An Isolation transformer is a method for providing safety of life, in areas which are high risk for electric shock.
The way mains power is supplied is that the power company connects "neutral" to ground, and supplies the "pressure" (voltage) via the live wire. The safety risk here is that if you come into contact with the live wire, and the ground simultaneously, the current can flow through you to complete the circuit.
GFCIs (also called RCDs) detect when current in live and neutral don't match (the assumption being that the live wire must be coming into contact with ground), and shut off the power when this condition is detected. E.g. if I'm running an electric saw, cut through the cable, and pick up the end of the exposed live wire. The GCFI will trigger and shut off the power before the shock has time to cause significant health effects.
Isolation transformers are an alternative method. The transformer creates a new pair of live and neutral wires with no connection to ground (i.e. they are isolated) - the energy is transferred magnetically. If either of those wire comes into contact with ground, no current will flow, as the entire circuit is isolated. In the saw scenario above, if I picked up the live wire, I will receive no shock, as there is no circuit formed through me and the ground.
Isolation transformers have the advantage of simplicity, reliability, the passive nature of the safety (a GCFI must detect an unsafe condition and activate to ensure safety, a transformer is inherently safe) and robustness.
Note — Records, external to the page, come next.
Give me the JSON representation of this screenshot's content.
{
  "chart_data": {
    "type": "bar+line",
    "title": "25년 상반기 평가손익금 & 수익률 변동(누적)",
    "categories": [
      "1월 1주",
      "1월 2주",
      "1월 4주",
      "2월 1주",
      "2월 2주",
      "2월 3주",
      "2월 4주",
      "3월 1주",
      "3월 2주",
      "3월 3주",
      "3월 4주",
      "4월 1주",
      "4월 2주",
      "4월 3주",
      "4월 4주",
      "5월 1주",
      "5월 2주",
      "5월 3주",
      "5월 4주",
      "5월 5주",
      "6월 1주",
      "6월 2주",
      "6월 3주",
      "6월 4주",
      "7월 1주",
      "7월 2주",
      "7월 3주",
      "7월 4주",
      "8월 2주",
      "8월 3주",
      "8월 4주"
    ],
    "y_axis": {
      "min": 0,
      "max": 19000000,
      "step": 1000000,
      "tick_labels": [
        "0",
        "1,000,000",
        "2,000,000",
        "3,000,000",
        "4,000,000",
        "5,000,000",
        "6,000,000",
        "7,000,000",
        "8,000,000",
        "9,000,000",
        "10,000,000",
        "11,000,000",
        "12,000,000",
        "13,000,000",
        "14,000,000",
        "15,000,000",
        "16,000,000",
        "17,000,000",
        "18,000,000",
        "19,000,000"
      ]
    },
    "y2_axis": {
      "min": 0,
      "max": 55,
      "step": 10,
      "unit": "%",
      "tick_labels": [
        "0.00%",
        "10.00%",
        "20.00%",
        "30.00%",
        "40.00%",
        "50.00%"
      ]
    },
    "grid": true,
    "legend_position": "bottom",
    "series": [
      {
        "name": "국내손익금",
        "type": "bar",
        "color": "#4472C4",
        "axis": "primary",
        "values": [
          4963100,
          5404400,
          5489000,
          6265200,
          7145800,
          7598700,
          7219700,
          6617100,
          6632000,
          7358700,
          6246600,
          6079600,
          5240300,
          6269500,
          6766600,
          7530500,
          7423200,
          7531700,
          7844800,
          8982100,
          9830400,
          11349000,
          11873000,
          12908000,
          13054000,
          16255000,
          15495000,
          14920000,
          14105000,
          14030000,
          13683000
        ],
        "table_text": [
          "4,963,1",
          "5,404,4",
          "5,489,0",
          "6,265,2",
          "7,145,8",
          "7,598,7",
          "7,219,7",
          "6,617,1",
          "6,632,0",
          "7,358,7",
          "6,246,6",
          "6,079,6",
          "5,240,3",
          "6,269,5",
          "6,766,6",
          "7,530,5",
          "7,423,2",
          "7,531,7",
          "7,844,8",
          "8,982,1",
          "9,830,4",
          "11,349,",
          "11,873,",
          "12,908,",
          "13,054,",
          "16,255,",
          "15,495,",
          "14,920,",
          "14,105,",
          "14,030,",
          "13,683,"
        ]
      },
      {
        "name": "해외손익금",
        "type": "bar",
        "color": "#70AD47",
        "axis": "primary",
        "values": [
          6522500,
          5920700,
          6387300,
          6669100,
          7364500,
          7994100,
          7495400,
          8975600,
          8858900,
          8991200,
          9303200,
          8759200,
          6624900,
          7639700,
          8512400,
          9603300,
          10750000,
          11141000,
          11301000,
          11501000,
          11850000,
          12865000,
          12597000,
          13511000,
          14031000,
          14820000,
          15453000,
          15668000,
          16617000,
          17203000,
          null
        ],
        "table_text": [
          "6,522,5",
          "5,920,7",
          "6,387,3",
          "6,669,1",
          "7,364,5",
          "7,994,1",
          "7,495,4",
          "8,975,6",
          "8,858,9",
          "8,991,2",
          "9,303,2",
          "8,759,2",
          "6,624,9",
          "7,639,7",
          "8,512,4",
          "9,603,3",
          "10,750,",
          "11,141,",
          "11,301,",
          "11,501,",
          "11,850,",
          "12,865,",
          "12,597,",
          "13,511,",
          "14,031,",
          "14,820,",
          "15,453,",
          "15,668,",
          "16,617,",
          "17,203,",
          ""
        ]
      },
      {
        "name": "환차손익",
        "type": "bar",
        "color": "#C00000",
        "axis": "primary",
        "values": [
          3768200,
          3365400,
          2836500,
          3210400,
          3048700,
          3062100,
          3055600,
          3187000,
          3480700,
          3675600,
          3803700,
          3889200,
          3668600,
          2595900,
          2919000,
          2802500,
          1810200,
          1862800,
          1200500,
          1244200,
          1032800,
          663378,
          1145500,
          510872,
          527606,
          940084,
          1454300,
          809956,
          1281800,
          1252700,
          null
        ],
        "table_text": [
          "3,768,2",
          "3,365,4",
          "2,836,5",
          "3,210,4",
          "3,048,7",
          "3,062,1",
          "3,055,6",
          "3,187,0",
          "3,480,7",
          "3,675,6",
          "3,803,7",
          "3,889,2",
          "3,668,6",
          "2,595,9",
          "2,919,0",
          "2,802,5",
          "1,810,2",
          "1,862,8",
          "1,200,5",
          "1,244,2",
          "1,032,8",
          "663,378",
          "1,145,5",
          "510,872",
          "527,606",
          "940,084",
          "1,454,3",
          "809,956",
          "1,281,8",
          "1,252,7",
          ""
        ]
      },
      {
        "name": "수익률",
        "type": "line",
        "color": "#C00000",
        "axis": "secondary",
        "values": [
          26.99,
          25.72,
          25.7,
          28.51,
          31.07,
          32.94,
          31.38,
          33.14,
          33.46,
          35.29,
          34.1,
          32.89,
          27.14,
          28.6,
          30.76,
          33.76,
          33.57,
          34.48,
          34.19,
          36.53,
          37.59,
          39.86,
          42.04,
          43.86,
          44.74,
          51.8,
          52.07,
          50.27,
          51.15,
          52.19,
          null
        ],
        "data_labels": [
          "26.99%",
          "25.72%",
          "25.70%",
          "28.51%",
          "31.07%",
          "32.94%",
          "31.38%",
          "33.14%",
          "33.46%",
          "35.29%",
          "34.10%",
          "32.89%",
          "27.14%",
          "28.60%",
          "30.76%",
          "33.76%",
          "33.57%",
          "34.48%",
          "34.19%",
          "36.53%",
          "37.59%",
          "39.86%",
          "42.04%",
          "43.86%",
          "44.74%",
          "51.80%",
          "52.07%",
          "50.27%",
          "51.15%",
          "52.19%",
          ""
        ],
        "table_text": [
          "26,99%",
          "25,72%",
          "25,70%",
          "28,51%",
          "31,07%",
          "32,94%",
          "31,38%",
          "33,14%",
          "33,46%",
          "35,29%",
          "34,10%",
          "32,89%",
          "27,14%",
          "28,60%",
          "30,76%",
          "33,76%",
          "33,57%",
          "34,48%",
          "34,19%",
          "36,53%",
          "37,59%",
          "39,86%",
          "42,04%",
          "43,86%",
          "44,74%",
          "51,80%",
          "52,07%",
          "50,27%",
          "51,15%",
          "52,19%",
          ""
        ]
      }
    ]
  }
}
So, they are preferable to GCFIs for certain activities - e.g. construction sites (where many countries make isolation transformers a legal requirement for power tools).
Isolation transfers are sometimes also used in hospitals, and other areas where very high power reliability is needed. Metal cased appliances are protected against electric shock, by connecting the chassis to ground. If the live wire comes loose and contacts the chassis, a short circuit will occur causing a fuse to blow, breaker to trip, or GCFI to trip out. In some circumstances, e.g. in a hospital OR, this is unacceptable. By using an isolation transformer, if a live wire contacts a metal chassis (or there is dust/water ingress, etc.), a short circuit will not occur, and power will remain on. Electric shock is prevented because the transformer provides isolation. This ensures that the faulty equipment can be removed, while ensuring that other equipment on the same circuit is not interrupted. Note that in this medical environment, sophisticated monitoring equipment must be connected to the transformer so that in the event of a fault that would normally trip a breaker/GCFI, an alarm will sound to alert staff to the problem.
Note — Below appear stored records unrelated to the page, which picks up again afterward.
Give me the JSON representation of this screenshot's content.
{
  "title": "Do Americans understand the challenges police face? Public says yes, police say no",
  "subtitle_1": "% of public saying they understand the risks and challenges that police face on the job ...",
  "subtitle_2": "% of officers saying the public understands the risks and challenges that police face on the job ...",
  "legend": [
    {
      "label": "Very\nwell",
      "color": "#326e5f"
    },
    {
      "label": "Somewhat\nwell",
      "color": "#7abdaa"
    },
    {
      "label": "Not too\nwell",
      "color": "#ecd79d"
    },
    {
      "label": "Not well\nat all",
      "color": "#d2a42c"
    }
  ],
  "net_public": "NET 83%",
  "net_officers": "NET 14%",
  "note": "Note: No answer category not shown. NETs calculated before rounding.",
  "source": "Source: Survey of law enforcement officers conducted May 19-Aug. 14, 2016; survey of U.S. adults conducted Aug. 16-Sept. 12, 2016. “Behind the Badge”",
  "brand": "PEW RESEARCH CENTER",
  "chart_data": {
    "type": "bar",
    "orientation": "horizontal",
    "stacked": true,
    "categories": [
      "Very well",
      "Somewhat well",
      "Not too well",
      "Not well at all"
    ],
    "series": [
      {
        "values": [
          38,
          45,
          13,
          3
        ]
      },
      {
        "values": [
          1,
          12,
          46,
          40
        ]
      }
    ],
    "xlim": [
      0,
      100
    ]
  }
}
A common misapprehension is that an isolation transformer protects equipment against voltage surges, swells, etc. Generally, an isolation transformer provides only limited protection. Over voltage conditions, may well be transmitted through the transformer, and low-voltage conditions almost certainly will be. Spikes (e.g. from lightning) may also be transferred through, although they are likely to be somewhat reduced in energy.
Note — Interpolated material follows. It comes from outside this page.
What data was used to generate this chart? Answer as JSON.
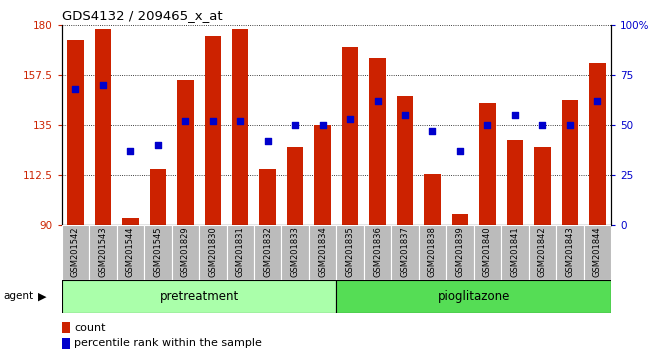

The reason that such confusion exists is because there exist "voltage regulating transformers" (also called ferroresonant transformers). These are specially designed transformers, that are designed to provide a constant output voltage, even when input voltage suffers major surges or dips. They are also good at blocking spikes (e.g. from lightning), and cleaning up distorted power due to nearby heavy industrial machinery. They even provide a very short term (about 0.2-0.3 seconds) UPS like function, which permits them to keep supplying power in the event of a short power glitch (e.g. like power being switched from one line to another). These special transformers are frequently called "isolation" transformers, but that is not their main function.